Все это в трехстах метрах от намечаемого перехода через реку. «Единственное, что здесь хорошо, — подумал он, — и работа, и жилье рядом». И тут же, повернувшись к Виктору, заметил:

— Да, что ни говори, а край не приспособлен для жизни. Протянут люди этот газопровод и уйдут отсюда…

— Одни уйдут, другие придут, — смеется Виктор. У него хорошее настроение. Сегодня в Ивдель приезжает из Ленинграда группа проектировщиков, и он сияет, как начищенный грош. — Ты посмотри, сколько здесь леса! — наступает он на хмурого Грача. — А потом, еще никто не знает, что под этим лесом покоится. Здесь батюшка Урал встречается с матушкой Сибирью.

— Надо о людях заботиться, чтобы они по-человечески жили, — зло прервал Виктора Грач. — А ты только восторги изливаешь. Ах тайга, ах Сибирь, ах Север! Наконец, поймете ли вы, романтики несчастные, что здесь люди не только работают, но и живут. Если человек проработает на Севере даже год или два, то и это немалый кусок его жизни, а люди находятся здесь и по три — пять, а то и по десять лет… А вы уперлись в своем институте и талдычите: строить дома в тундре в три раза дороже, чем в Ленинграде, и знать ничего не хотите.

— А по-твоему, дворцы здесь надо строить?

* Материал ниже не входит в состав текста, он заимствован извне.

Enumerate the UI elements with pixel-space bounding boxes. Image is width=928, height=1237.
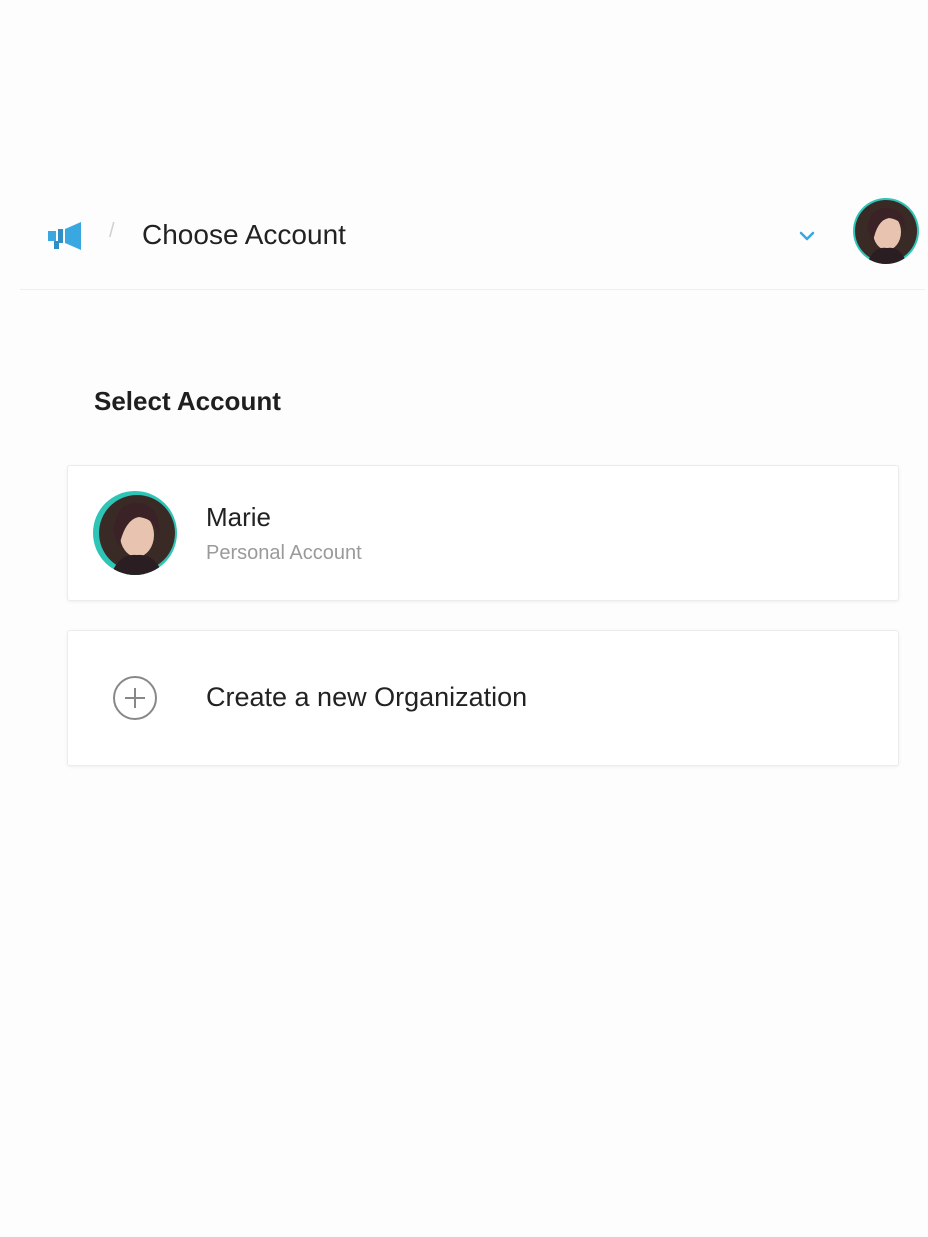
account-card-marie[interactable]: Marie Personal Account [67,465,899,601]
user-avatar[interactable] [853,198,919,264]
account-type: Personal Account [206,542,362,564]
megaphone-icon[interactable] [48,221,88,251]
account-avatar [93,491,177,575]
page-title: Choose Account [142,219,346,250]
top-bar: / Choose Account [20,180,925,290]
breadcrumb-separator: / [109,220,115,242]
choose-account-page: / Choose Account Select Account Marie Pe… [0,0,928,1237]
account-avatar-image [93,491,177,575]
section-title: Select Account [94,386,281,416]
chevron-down-icon[interactable] [796,225,818,247]
plus-circle-icon [113,676,157,720]
account-name: Marie [206,502,272,532]
create-organization-button[interactable]: Create a new Organization [67,630,899,766]
user-avatar-image [853,198,919,264]
create-organization-label: Create a new Organization [206,682,528,712]
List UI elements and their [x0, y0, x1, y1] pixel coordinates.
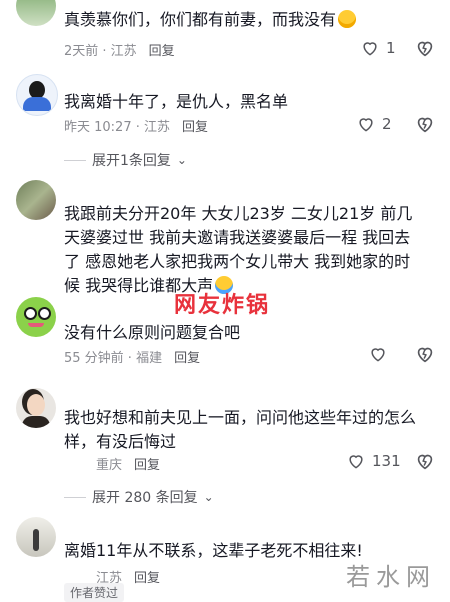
dislike-icon[interactable] — [414, 113, 436, 135]
like-count: 1 — [386, 39, 396, 57]
comment-text: 没有什么原则问题复合吧 — [64, 323, 241, 342]
expand-label: 展开 280 条回复 — [92, 490, 198, 506]
reply-button[interactable]: 回复 — [149, 40, 175, 59]
reply-button[interactable]: 回复 — [182, 116, 208, 135]
crying-laughing-emoji — [338, 10, 357, 28]
comment-text-line-2: 天婆婆过世 我前夫邀请我送婆婆最后一程 我回去 — [64, 228, 411, 247]
comment-text: 我离婚十年了，是仇人，黑名单 — [64, 92, 289, 111]
comment-time: 55 分钟前 · 福建 — [64, 351, 163, 366]
expand-replies-button[interactable]: 展开 280 条回复 ⌄ — [64, 487, 214, 507]
heart-icon[interactable] — [368, 344, 388, 364]
avatar[interactable] — [16, 297, 56, 337]
comment-text: 真羡慕你们，你们都有前妻，而我没有 — [64, 10, 337, 29]
comment-text-line-1: 我也好想和前夫见上一面，问问他这些年过的怎么 — [64, 408, 417, 427]
like-button[interactable]: 131 — [346, 451, 401, 471]
comment-time: 2天前 · 江苏 — [64, 44, 137, 59]
like-count: 131 — [372, 452, 401, 470]
comment-location: 重庆 — [96, 458, 123, 473]
avatar[interactable] — [16, 388, 56, 428]
avatar[interactable] — [16, 0, 56, 26]
avatar[interactable] — [16, 74, 58, 116]
comment-text-line-1: 我跟前夫分开20年 大女儿23岁 二女儿21岁 前几 — [64, 204, 413, 223]
heart-icon — [359, 118, 373, 132]
expand-replies-button[interactable]: 展开1条回复 ⌄ — [64, 150, 187, 170]
reply-button[interactable]: 回复 — [134, 454, 160, 473]
like-button[interactable]: 1 — [360, 38, 396, 58]
author-liked-badge: 作者赞过 — [64, 583, 125, 602]
expand-label: 展开1条回复 — [92, 153, 171, 169]
watermark: 若水网 — [346, 563, 436, 591]
comment-time: 昨天 10:27 · 江苏 — [64, 120, 170, 135]
reply-button[interactable]: 回复 — [174, 347, 200, 366]
comment-text-line-3: 了 感恩她老人家把我两个女儿带大 我到她家的时 — [64, 252, 411, 271]
divider-line — [64, 159, 86, 161]
reply-button[interactable]: 回复 — [134, 567, 160, 586]
overlay-caption: 网友炸锅 — [174, 293, 271, 318]
avatar[interactable] — [16, 180, 56, 220]
dislike-icon[interactable] — [414, 450, 436, 472]
chevron-down-icon: ⌄ — [176, 153, 187, 167]
heart-icon — [363, 42, 377, 56]
dislike-icon[interactable] — [414, 37, 436, 59]
avatar[interactable] — [16, 517, 56, 557]
like-count: 2 — [382, 115, 392, 133]
heart-icon — [349, 455, 363, 469]
like-button[interactable]: 2 — [356, 114, 392, 134]
chevron-down-icon: ⌄ — [203, 490, 214, 504]
dislike-icon[interactable] — [414, 343, 436, 365]
divider-line — [64, 496, 86, 498]
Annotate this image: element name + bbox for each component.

— Не знаю. Только людям надо нормальную жизнь обеспечивать. — Грач метнул недобрый взгляд в сторону Виктора и с вызовом добавил: — А может, и дворцы. На Севере люди своей работой их заслужили. Города здесь надо строить, города…

— На этих болотах, средь комарья? — вспылил Виктор. — Мало того что мы загибаемся, а ты еще хочешь привезти сюда детей, женщин, стариков.

— Ты в вагончиках живешь, а они в настоящем городе, с ванными, паркетом, кино, спортивными залами, — не сдавался Грач.

— Если на дворе пятьдесят градусов мороза, снег выше головы и полгода полярная ночь, а летом болота свои пасти открывают и комарье поедом ест, то не спасет никакой комфорт. Не будешь же ты сидеть все время в квартире, ведь и работать надо…

— Надо. Но я буду знать, что хоть после смены приду домой, где все по-человечески. Ты слышал, что Лозневой на этот счет толкует?

— Слышал… — буркнул Виктор. — Олег Ваныч тоже не святой…

Но Грач, словно не слыша этой реплики, продолжал:

— Лозневой говорит, что осваивать Север без городов — это всего лишь тактика. Тактика сегодняшнего дня, когда нам надо скорее и с меньшими затратами выхватить у Севера его нефть и газ. А стратегия в том, чтобы надолго обживать Север, строить здесь современные города. И по-хозяйски распоряжаться богатствами приполярной Сибири. Пенки легко собрать, но ими сыт не будешь… Вот у него государственный подход. А вы, молодые да горячие, хотите наскоком, как Мамай.

— Те нефть и газ, какие здесь подсекли геологи, не пенки, — возразил Виктор. — И уже сейчас доказано, что этот газ можно брать без затрат на строительство городов.